My memory here sounds almost coherent, but don’t be fooled. Even at the moment of which I write, it is starting to break apart. The old man, for example, I can’t remember what he looked like. And in my memory I can’t feel my feet.

John Lennon is singing from the jukebox, imagine that. The old man is talking about life and loss in the way old men in cheap bars always talk about life and loss. I finish my drink and order another.

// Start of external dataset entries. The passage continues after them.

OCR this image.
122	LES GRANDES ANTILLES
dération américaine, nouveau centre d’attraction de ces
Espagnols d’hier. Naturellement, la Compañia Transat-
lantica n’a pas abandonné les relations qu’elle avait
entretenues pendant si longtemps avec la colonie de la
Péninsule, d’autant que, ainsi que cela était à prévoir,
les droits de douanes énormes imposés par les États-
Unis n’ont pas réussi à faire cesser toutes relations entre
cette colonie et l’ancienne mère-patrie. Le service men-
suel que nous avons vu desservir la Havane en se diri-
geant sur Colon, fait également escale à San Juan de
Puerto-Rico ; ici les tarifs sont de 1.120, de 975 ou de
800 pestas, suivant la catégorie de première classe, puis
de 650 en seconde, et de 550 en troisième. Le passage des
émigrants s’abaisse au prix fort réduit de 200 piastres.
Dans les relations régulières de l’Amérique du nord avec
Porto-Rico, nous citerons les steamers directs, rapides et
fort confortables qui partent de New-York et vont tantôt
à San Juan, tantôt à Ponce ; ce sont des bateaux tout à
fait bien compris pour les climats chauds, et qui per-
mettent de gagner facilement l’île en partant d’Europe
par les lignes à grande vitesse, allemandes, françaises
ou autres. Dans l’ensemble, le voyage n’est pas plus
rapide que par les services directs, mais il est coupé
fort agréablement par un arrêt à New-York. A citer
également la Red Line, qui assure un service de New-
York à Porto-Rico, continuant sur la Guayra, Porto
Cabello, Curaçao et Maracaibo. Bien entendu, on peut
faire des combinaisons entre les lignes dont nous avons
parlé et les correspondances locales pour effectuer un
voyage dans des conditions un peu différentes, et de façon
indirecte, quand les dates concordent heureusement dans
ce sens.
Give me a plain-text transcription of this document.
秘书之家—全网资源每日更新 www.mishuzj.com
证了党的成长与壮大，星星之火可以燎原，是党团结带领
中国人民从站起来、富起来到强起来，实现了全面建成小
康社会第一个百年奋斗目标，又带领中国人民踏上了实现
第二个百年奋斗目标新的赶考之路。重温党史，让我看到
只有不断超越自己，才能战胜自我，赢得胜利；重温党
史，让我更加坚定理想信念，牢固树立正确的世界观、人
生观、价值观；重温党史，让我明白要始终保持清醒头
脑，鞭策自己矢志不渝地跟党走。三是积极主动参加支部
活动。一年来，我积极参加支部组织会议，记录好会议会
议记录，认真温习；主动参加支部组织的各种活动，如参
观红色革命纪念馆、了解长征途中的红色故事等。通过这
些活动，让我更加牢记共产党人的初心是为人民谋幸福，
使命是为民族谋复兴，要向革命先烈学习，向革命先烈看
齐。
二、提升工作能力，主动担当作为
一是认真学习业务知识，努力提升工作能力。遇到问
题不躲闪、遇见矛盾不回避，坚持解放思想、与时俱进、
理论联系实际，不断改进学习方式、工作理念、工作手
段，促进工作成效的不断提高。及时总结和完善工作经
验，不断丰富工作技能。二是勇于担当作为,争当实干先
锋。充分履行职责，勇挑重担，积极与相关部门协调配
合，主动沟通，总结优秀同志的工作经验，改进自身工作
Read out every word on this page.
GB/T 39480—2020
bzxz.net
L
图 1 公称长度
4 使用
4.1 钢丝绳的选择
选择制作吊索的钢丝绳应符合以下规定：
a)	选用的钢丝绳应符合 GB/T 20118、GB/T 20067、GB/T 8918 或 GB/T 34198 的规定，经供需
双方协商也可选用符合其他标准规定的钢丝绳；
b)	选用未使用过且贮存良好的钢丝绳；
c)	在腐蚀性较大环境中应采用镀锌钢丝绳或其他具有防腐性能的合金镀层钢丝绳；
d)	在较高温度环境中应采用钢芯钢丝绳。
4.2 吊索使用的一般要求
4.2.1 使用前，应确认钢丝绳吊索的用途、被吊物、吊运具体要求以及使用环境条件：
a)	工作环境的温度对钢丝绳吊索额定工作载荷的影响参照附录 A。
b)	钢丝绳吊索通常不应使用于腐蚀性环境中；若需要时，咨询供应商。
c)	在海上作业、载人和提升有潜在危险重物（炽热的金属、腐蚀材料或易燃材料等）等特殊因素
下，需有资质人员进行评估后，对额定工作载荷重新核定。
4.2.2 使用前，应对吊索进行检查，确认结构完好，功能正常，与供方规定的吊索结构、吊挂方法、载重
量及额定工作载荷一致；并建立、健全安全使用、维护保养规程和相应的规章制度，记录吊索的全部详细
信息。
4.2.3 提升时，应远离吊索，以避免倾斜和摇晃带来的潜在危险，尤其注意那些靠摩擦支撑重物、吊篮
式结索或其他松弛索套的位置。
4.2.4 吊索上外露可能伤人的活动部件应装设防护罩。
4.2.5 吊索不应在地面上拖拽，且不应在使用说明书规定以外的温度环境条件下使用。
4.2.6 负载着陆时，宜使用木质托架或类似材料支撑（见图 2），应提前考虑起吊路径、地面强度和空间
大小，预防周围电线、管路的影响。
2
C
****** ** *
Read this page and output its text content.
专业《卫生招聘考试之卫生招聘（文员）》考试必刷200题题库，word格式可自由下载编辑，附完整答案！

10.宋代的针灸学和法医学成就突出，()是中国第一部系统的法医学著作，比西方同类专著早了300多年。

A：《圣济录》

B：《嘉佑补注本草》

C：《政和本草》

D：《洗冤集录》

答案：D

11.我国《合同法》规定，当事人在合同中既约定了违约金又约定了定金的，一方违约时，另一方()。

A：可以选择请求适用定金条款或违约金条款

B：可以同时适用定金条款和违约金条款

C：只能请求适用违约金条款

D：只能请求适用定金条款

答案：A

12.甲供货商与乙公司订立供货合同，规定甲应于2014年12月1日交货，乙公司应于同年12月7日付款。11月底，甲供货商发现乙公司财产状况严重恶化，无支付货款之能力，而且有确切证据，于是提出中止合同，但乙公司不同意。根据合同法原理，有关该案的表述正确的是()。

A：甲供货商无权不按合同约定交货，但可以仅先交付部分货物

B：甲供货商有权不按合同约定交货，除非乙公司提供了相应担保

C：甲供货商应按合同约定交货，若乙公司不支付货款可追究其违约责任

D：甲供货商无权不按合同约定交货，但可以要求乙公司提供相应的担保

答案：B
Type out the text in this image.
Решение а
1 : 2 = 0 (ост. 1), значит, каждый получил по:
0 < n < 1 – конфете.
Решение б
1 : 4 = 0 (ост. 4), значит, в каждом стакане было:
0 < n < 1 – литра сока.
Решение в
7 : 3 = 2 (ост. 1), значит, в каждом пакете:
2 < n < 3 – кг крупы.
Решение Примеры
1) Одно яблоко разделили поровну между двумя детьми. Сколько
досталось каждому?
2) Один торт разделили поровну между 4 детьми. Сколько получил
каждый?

The door opens and I turn to it with the great false hope one holds in bars that the next person to step inside will be the person to change your life. And what I see then is a beautiful face, broad and strong with a blond ponytail bobbing behind it. The face still lives in my memory, the one thing I remember clear. She looks like she has just climbed off her motorcycle, black leather jacket, jeans, a cowpuncher’s bowlegged walk. The very sight of her gives me the urge to up and buy a Harley. She stops when she sees me, as if she had seen me before. And why wouldn’t she have? I am famous, in the way you get famous for a minute and a half when they plaster your face on local TV. I give her a creepy smile, she walks past me and sits at the bar on the other side of the old man.

I finish my drink and order another. I order one for the woman. And, to be polite, I order one for the old man, too.

“I loved my wife, yes I did,” the old man says. “Like a fat kid loves cake. We had all sorts of plans, enough plans to make a cherub weep. That was my first mistake.”

I lean forward and look beyond him to the blonde. “Hi,” I say.

“Thanks for the beer,” she says as she taps her bottle of Rolling Rock.

I raise my glass. “Cheers.”

“What’s that you’re drinking?”

“A Sea Breeze.”

“I don’t doubt it.”

“I detect a note of scorn. I’m man enough to drink a prissy drink. Want to arm-wrestle?”